O labirinto sem saída

Os caminhos do labirinto
adocicam o desafio que é ser.
Na combustão lenta
o pavio consome-se em marcha repousada,
indelével.

São as intermitências que contam
não a lhaneza que irrompe, feérica.
Pode vir o fósforo, aceso,
acendalha da fogueira que se há-de consumir.
Pode vir, espevitado,
que as impurezas lhe não dão guarida:
as faúlhas tardam
escondidas no véu escuro
que demora na combustão.
Emparedado no vácuo latejante
nem com sopros alongados desperta.
Se, por instantes,
umas fagulhas esboçam espreitar
entre o negrume da lenha
assoma a humidade imperatriz a cercear a fonte.

O labirinto, insondável.
Nas encruzilhadas que se sucedem
nem o fogo altivo se distingue.
Houvera ele de aparecer a escurecer o horizonte
e uma pista teria para a saída.

Dorme ainda a fogueira
manietada pela humidade malsã.
Lá fora
na colina vizinha do labirinto
as cinzas não se libertam da letargia.
E enquanto o fogo não levitar a candeia do fumo
o labirinto permanece
prisão sem saída.

25.5.06

Afecto ausente

Desconhecia os encantos escondidos
mesmo ali, ao lado das ruelas por onde passava.
Absorto na modorra existencial
na atracção pelo precipício que as coisas contêm,
desmembrado de corpo e mente.

Aliás
por vezes
desconfiava que tudo em si
era desmembramento
– como se as pernas andassem para lados diferentes,
a cabeça ao contrário do tronco
a mão direita acima do cotovelo
as orelhas no fundo das costas.
Achava-se a pessoa mais ridícula do mundo.
E definhava
na lentidão dos assomos de esquizofrenia
por entre os passos trocados de uma dança ignóbil
nos abraços que nunca dera.
Esboçava esgares de cinismo
ao ver afectos trocados entre anónimos transeuntes.
Por andar distante de si a necessidade dos afectos.

Aliás
por vezes
desconfiava que a chacota dos afectos
era mais uma doença que o visitara:
a inveja por viver fora da casa dos afectos.
Desdenhava-os
ria-se para dentro,
gargalhadas que só ele ouvia,
ao testemunhar
uma mãe acariciando o filho
os namorados abraçados com ímanes
o padeiro e a familiaridade com o cliente
o velhinho entregando afectos a um cão vadio
o simples “boa dia” cortês do jornaleiro.
Mortificava-se
por sempre ter fugido dos afectos
encerrado nas masmorras onde se refugiou.
Delas não se conseguia libertar
como se um pêndulo pairasse, sem parar,
sobre a sua cabeça
no hipnotismo da perene ausência dos afectos.
No isolamento propositado
sabia-se consumido por desconhecer os afectos
as sensações não experimentadas
mas que ele augurava boas,
a julgar pela entrega das pessoas aos afectos.

Aliás
por vezes
queria-se emancipar das altas ameias
de onde a vista nada alcançava.
Em momentos de lucidez
– que confundia com ensandecimento precoce –
só desejava sair à rua,
sorver o odor das pedras da calçada
das flores acabadas de romper dos seus botões juvenis
e olhar nos olhos dos desconhecidos
entregar-se em beijos retemperadores
abraços apertados
presentes às crianças que as fariam mais felizes.

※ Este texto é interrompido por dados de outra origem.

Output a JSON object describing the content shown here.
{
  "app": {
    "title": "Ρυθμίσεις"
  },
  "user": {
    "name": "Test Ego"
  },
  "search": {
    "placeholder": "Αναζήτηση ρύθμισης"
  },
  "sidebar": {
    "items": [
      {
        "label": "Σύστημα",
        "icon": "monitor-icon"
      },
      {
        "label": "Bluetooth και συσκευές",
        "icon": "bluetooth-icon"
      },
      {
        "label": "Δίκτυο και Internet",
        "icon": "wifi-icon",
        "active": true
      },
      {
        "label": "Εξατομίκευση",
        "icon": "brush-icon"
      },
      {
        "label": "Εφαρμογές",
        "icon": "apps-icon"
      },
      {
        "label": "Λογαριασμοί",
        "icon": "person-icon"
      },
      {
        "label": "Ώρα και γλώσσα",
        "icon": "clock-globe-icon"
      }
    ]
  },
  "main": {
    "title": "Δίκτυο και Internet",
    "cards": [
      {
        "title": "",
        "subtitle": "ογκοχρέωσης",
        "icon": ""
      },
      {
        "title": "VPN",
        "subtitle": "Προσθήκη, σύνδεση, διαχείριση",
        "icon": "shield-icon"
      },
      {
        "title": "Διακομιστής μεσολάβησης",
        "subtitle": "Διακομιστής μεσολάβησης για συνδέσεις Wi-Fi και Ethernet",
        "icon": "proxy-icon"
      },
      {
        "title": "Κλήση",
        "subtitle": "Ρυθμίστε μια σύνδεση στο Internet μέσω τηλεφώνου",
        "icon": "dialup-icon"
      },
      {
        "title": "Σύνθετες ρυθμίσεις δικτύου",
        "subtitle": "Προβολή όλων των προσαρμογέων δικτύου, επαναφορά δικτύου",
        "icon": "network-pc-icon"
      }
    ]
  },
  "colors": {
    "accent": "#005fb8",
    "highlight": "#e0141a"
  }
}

As masmorras acabam sempre por vencer,
a sua tenebrosa escuridão
que esconde os afectos
embrutece o esquálido desiludido da vida.
Resta-lhe esconder-se,
dormir muito;
que nos sonhos, ao menos,
pressente o toque mágico dos afectos com os outros.

Aliás
por vezes
Apetece-lhe jamais acordar
daqueles sonhos frondosos que,
no púlpito da alvorada,
trazem o amargo sabor da vereda espinhosa do resto do dia.

Velho adormecido

Descansa na esplanada
enquanto o tempo de esvai
como as águas do rio, lânguidas, para a foz.

Contempla a ponte
feita das pedras gastas
tão gastas como a sua pele tomada pelas rugas.

Os cabelos brancos que esvoaçam
dizem-lhe que houve tempo
em que a juventude foi rainha.

Agora, enquanto o tempo se demora,
bate-lhe à porta a nostalgia
povoada pelas recordações que ungem o presente.

Entrelaça os dedos das mãos
e sente a pele rugosa
a batuta das adversidades semeadas vida fora.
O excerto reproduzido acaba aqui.